Pour toutes ces raisons, il est clair que le risque est grand qu’une femme ne puisse pas refuser un rapport sexuel que, pourtant, elle ne veut pas. Et cela crée une seconde raison pour laquelle considérer qu’il n’y a viol que lorsqu’une personne dit « non » est problématique : une telle conception du viol fait implicitement porter la responsabilité de l’occurrence du viol sur la victime. En effet, à dire qu’il y a viol si la victime n’a pas dit « non », on signifie que ce qui donne lieu au crime ne provient pas de l’acte lui-même ou de celui qui le commet, mais de l’absence de réaction de la victime, qui aurait dû réagir si elle ne voulait pas qu’il se produise. C’est alors sa faiblesse qui est vue comme la cause du crime et non pas l’intention criminelle de la personne qui le commet, ce qui rajoute à l’injustice du crime lui-même.

Il est courant d’entendre que les femmes devraient dire « non » parce que ce serait la meilleure façon d’éviter un malentendu et que le malentendu serait couramment à l’origine des plaintes pour viol. Effectivement de nombreuses études ont fait état d’un décalage très grand entre les signaux d’intérêt sexuel ou non que les femmes disaient envoyer et ceux que les hommes recevaient. On a pendant longtemps pensé que les normes de genre créaient des effets de malentendu entre les sexes qui conduisaient les hommes à régulièrement voir une intention sexuelle là où les femmes n’en avaient pas. Les expressions du consentement et du non-consentement devaient par conséquent être le plus claires possible pour éviter ces malentendus. En réalité, les études faites en laboratoire montrent que les hommes et les femmes mis devant les mêmes scénarios interprètent les situations de la même façon, sans que les hommes échouent à comprendre les refus. Par ailleurs, le fait qu’un nombre considérable de violeurs aient commis plusieurs viols, sur plusieurs victimes va à l’encontre de l’hypothèse du viol comme malentendu. Il n’y a pas de malentendu ni de problème de communication du consentement, les violences sexuelles proviennent du fait que les hommes décident d’ignorer le non-consentement des personnes à qui ils imposent du sexe.

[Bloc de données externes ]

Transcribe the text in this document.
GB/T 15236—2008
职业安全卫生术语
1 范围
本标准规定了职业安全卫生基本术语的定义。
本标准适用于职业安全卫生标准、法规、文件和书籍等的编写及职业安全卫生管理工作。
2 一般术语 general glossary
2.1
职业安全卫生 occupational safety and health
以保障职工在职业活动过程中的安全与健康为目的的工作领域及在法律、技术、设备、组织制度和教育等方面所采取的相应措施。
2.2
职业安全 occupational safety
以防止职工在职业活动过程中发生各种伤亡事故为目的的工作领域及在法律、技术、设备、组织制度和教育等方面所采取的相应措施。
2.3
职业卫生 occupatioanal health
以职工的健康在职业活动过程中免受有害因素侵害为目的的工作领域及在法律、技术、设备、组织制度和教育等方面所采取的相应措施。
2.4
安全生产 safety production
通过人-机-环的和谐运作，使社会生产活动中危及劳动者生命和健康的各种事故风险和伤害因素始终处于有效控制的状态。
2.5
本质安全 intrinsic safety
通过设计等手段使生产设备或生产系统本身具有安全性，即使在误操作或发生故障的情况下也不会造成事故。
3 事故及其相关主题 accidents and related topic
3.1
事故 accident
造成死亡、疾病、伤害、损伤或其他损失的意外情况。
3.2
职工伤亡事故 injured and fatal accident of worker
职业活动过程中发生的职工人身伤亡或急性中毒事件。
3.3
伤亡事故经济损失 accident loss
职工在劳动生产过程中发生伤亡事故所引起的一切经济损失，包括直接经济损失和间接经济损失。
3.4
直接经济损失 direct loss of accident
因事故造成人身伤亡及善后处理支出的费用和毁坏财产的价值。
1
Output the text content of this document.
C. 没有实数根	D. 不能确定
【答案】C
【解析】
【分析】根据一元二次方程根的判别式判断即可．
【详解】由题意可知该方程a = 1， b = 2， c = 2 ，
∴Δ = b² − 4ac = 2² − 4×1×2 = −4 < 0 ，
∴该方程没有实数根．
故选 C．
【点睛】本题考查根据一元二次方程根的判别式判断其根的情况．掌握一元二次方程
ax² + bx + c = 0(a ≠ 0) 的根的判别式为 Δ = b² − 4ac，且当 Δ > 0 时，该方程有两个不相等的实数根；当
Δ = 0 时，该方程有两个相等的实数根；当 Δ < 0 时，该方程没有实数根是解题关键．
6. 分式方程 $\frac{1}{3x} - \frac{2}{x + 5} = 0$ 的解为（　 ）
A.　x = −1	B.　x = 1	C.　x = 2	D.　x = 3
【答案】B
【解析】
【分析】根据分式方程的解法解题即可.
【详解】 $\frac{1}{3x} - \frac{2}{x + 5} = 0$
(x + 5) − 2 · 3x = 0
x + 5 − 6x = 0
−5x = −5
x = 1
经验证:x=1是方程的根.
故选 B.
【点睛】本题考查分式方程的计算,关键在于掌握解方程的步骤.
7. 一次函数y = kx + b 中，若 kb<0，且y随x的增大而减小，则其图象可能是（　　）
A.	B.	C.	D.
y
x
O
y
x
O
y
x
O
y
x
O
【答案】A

Puisqu’il n’est donc pas tenable de considérer que tout rapport sexuel auquel aucun des partenaires n’a dit « non » est consenti, il faut concevoir que le consentement est davantage que la non-résistance ou l’acquiescement passif et qu’il faut qu’il soit communiqué. Le problème d’une telle conception est qu’elle n’est pas compatible avec l’idée que tout sexe non consenti est du viol. En effet, prenons l’exemple de Sam et Raph qui se rencontrent dans une fête, quittent la fête ensemble, vont chez Sam et ont un rapport sexuel initié par Raph. Il se trouve que Sam était d’accord pour avoir un rapport sexuel avec Raph mais Sam a laissé Raph prendre toutes les initiatives, n’a manifesté aucune réticence mais n’a pas non plus manifesté d’enthousiasme. On peut considérer – on y reviendra – que Raph a eu tort de ne pas demander à Sam son accord et que Sam peut avoir vécu cette expérience comme une violation, mais dire qu’une telle situation est un viol est un emploi trop éloigné de l’emploi courant du terme de « viol » pour être efficace.